To walk around the world’s oldest, continuously inhabited city gives such a unique feeling. I just came back from my short visit to Damascus, Syria last night. It was a great trip. I went with some friends from the language center (Andrea from Germany, her friend Maite from Spain, Houston and Jennifer) and we ended up running into a few others at the hotel.

DAY 1
We got to the Abdulli bus/taxi station and had difficulty finding a taxi going to Damascus…either because it was the first day of Eid or because it was 7:30am. When we found one that agreed to take us to the border the group consensus was to take it and hope we’d find something at the border. Fawwaz was concerned and ended up speaking to the driver on the phone and told him how it wasn’t right (possibly not even legal) to just leave us at the border; the guy later got a service taxi returning from Syria to take us the rest of the way. The border crossing was not fun, as expected. Everyone but us American’s got our Visas quickly. It took about 4 hours. I’m pretty confident they weren’t doing anything with the passports for most of that time. In fact, on our way home we noticed a stack of US Passports sitting unattended on the counter for some time. This is the unfortunate consequence of having basically no relations with a country. We got to our hotel (Al-Rabie), which was a small and simple but nice hotel about a 10 minute walk from Old Damascus. Afterward we walked the old city’s streets and had dinner at a small restaurant. I went out to have a cup of coffee with Andrea’s friends from Spain as they smoked hookah.

DAY 2
A day full of walking around, we worked our way through the busy Souk Hamidiyah (a closed air, walk through market with countless merchants trying to sell their wares), the Umayyad mosque (one of the largest and oldest mosques worldwide, which some say contains the head of John the Baptist within its shrine as well as the head of Hussein, the son of the Muslim prophet Muhammad, a major figure in Shi’a Islam) and more of the streets of the old city.
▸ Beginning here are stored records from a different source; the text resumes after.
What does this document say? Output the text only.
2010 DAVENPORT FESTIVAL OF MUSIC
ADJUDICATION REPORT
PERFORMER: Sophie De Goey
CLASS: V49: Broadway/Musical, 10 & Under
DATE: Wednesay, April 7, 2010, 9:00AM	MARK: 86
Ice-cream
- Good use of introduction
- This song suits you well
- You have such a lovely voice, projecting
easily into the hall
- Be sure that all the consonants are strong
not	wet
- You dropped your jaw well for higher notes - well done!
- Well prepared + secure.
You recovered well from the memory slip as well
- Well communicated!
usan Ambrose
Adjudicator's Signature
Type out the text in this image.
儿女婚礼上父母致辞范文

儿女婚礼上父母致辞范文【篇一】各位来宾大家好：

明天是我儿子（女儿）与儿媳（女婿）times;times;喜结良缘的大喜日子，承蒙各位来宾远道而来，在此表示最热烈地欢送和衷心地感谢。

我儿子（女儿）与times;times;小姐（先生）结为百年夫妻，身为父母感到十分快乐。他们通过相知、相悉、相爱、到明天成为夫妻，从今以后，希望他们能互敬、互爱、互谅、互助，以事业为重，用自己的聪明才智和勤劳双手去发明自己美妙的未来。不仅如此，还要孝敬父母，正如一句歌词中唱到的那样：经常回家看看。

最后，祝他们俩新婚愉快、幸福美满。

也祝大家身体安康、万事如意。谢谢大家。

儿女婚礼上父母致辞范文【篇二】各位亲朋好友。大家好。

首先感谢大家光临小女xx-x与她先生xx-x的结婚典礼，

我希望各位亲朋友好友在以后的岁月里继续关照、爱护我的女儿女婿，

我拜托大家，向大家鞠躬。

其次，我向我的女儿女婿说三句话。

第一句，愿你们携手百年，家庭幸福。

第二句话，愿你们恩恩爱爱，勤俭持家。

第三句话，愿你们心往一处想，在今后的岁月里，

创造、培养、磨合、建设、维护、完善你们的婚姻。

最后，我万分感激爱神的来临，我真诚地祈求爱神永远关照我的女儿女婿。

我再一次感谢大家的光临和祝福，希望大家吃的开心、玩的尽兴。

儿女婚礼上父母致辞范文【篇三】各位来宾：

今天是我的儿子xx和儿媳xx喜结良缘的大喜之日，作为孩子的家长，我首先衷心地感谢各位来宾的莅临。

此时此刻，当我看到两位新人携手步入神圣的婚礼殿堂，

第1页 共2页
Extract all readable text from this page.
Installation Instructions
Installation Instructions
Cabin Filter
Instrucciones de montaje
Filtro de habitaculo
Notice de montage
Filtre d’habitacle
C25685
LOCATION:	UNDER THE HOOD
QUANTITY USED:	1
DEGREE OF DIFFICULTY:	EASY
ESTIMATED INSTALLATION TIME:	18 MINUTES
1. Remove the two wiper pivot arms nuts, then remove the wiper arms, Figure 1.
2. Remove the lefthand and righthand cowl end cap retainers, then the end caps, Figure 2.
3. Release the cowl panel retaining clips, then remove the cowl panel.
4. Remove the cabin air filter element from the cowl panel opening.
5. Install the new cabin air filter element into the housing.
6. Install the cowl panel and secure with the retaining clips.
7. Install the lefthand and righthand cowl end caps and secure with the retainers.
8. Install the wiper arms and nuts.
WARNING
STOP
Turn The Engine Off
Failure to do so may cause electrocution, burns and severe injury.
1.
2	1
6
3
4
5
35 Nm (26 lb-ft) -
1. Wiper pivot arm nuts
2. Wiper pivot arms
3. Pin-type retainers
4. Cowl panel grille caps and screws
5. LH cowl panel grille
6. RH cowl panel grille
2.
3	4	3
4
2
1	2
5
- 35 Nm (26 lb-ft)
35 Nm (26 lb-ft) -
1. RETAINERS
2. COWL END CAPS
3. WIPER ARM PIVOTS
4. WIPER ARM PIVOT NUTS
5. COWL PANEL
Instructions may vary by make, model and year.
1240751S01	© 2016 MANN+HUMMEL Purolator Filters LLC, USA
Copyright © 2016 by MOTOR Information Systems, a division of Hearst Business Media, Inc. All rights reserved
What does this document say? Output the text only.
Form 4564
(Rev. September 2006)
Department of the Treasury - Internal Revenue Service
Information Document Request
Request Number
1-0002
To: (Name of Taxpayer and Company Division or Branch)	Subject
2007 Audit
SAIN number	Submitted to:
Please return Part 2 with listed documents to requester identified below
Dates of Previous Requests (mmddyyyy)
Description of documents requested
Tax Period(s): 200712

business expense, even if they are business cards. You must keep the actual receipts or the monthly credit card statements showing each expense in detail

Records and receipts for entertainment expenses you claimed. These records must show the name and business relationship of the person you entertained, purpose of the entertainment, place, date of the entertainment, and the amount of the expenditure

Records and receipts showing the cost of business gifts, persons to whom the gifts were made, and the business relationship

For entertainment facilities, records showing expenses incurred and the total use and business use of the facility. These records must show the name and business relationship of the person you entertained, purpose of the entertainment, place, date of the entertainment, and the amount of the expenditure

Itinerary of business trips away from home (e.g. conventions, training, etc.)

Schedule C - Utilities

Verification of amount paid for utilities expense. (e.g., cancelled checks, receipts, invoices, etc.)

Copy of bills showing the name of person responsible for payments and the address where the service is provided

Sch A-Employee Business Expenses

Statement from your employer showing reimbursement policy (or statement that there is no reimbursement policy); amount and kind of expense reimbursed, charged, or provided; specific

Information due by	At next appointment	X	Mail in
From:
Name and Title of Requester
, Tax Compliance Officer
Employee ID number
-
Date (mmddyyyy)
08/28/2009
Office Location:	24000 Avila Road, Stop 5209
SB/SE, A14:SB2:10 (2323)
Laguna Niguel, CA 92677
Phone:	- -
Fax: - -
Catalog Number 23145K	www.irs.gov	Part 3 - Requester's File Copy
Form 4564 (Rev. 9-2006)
While walking through the Souk we stopped to get some of the infamous Pistachio ice cream, which was very refreshing. In the evening we went to a café to listen to a traditional story teller, which was entertaining despite our very rudimentary Arabic skills. Afterward we went to dinner where we had a nice feast and had a live band play while a whirling dervish whirled in his long white robe (a now popular tourist attraction, but historically symbolic dance of the mystic Sufi sect of Islam).

DAY 3
We visited the old palace in the Old City and shopped a little throughout the Souks more before heading back to Jordan. The return trip was a lot easier, with little hassle. It felt good to get back to Amman, where I actually had the slight sensation of returning home…although there is nothing that can ever replace the REAL home.